シューマン ピアノ協奏曲 続・名盤 ~リヒテルとグリモーの名演奏~

シューマンのピアノ協奏曲はロマン派らしい名曲だとは思うのですが、意外と演奏は難しく思います。というのは、ピアノが頑張れば何とでもなる古典派の曲とは違って、オーケストラの響きにも深い陰影が求められるからです。その典型がブラームスでありシューマンです。

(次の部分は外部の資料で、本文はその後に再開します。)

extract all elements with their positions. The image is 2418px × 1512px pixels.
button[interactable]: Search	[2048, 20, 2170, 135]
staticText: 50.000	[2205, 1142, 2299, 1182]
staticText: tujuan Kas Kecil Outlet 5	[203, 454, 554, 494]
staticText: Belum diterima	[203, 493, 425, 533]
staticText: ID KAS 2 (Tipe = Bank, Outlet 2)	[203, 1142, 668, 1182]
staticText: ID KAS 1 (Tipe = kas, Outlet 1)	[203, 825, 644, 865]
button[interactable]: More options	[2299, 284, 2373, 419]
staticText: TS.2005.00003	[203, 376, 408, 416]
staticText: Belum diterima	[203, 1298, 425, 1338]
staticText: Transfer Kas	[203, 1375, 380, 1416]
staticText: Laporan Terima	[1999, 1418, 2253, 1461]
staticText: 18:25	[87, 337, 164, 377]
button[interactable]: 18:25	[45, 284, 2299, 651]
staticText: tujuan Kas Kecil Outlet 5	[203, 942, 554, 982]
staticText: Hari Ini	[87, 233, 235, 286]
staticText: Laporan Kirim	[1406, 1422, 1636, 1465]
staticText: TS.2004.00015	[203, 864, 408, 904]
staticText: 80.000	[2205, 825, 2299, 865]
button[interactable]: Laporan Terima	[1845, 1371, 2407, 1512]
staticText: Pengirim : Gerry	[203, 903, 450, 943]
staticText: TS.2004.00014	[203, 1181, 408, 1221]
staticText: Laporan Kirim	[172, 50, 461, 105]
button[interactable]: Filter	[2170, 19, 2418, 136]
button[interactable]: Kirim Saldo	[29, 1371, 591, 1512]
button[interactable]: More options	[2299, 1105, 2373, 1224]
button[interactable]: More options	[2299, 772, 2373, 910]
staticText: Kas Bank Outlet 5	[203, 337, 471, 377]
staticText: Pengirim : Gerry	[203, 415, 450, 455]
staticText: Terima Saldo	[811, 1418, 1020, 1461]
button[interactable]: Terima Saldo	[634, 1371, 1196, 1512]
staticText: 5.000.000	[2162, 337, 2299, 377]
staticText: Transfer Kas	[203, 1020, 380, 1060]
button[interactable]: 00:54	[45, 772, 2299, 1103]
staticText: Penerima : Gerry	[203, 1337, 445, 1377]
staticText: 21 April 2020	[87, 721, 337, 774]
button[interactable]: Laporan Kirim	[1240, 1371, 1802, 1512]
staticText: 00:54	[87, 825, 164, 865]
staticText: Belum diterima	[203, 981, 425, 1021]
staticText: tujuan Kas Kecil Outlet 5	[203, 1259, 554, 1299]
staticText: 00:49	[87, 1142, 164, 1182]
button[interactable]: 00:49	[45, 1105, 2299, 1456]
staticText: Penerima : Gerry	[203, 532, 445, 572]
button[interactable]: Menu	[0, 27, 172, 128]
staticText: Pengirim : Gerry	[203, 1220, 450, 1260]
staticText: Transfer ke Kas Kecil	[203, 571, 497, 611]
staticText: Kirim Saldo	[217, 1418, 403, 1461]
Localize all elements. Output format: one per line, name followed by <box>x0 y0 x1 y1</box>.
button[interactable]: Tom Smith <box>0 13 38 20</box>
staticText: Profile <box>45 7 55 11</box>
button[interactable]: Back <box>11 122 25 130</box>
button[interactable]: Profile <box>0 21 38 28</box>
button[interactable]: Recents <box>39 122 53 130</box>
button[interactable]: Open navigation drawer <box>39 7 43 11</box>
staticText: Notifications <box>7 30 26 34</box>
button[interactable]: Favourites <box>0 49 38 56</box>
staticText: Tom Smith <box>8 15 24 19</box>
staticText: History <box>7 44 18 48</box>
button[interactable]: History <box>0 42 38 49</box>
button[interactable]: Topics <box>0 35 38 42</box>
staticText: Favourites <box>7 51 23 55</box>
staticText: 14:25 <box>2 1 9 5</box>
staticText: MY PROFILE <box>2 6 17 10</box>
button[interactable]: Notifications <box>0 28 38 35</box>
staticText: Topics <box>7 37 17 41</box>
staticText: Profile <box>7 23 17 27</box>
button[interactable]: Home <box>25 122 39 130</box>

オーケストラの深い響きに支えられて、始めてピアノは演奏の舞台を得られるのですが、この曲では結構退屈してしまう場合が多いです。この曲に心の底から感動できる演奏というのは、考えてみたらディヌ・リパッティ/アンセルメ盤ぐらいかもしれません。不治の病魔に侵されて残り少ない命の炎を燃やしながら、高熱にもかかわらずピアノに向かった、あの伝説のコンサートです。アルフレッド・コルトーやマルタ・アルゲリッチらの雄弁な演奏も印象的でしたが、それでもリパッティの感動には到底及ぶところでありません。

そのような訳から、この曲の新しい演奏にも興味が湧くことが少なくなってしまいましたが、ところがどっこい、二つの素晴らしい演奏に出会いました。今回はそれをご紹介します。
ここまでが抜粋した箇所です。